Sunday, August 14, 2005

MEASLY MOZART

Last night was my first Mostly Mozart concert of the season, not counting Opening Night which I watched on television. It was very good (not that I'm a terribly good critic, but I know what I like). But there was little Mozart to be heard--just one of the four pieces performed. We also heard works by Johann Christian Bach (JSB's son), Beethoven, and Haydn.

The single Mozart piece was short aria, "Va del furor portata." I guess we must excuse the brevity--little Wolfgang scribbled it down at the age of eight! The title translates to "Go, Transported by Fury," and there was plenty of fury in tenor Russell Thomas' rendering. His voice easily filled Avery Fisher Hall with a glorious sound. Only the lowest notes gave him any trouble--he did have to reach a little. There was plenty in reserve at the top, not that this piece is a test of a tenor's high notes. This was his New York orchestral debut--he made his Metropolitan Opera debut this past season. I'm looking forward to hearing him there. And there, at least, I won't have to look at his purple shirt.

The extended stage they built for the Mostly Mozart series worked quite well--maybe a little too well. I could hear conductor Louis Langrée exhaling a couple times as he urged the orchestra to a crescendo--even from the 12th row. But the sound is smooth and balanced, and the lighting and acoustic structure hanging over the stage isn't too intrusive--though the silvery rails clashed with the gold trappings of the hall.

Intermission always gives me a chance to check out what the women are wearing, and there was a good number of nice, colorful summer outfits. Mostly Mozart is pretty informal for the audience--plenty of people in shorts, sometimes just with a t-shirt. But there always exceptions, like the 20-something couple in front of me on the refreshment line, obviously out on a date. She wore a little black dress, showing off an impressive (but not overly impressive) amount of cleavage. It was a great distraction from her rather plain face, which she wisely refrained from emphasizing with a lot of make-up. And it gave her date, much taller despite her 4-inch heeled ankle-straps, a great view.

And while we're on the subject of clothes, I really wish Langrée would lose that bus boy jacket he wears.
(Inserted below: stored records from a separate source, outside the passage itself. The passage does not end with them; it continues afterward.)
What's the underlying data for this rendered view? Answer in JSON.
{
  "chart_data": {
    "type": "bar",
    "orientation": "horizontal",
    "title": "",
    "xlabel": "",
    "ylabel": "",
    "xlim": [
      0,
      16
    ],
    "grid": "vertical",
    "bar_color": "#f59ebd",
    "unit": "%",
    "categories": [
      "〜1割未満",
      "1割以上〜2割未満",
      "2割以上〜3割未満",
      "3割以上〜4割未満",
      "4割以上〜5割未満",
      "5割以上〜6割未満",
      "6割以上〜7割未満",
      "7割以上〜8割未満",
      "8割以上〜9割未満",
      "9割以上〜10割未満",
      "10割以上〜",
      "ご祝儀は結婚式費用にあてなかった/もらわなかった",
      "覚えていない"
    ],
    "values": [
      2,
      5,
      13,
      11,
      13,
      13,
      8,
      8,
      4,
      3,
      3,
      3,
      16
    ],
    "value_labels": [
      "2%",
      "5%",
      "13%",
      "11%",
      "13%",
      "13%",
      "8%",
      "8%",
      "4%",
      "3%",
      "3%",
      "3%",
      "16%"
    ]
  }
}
One more complaint: It is customary not to applaud between movements of a piece. Well, some of the Mostly Mozart audience isn't aware of that. The performers manage. Pianist Garrick Ohlsson even got up and did a little bow after his excellent rendering of Beethoven's oh-so-long cadenza in the first movement of the First Piano Concerto (after checking with the conductor, of course). What I don't like is the smirking of the non-applauders. It's not that big a deal.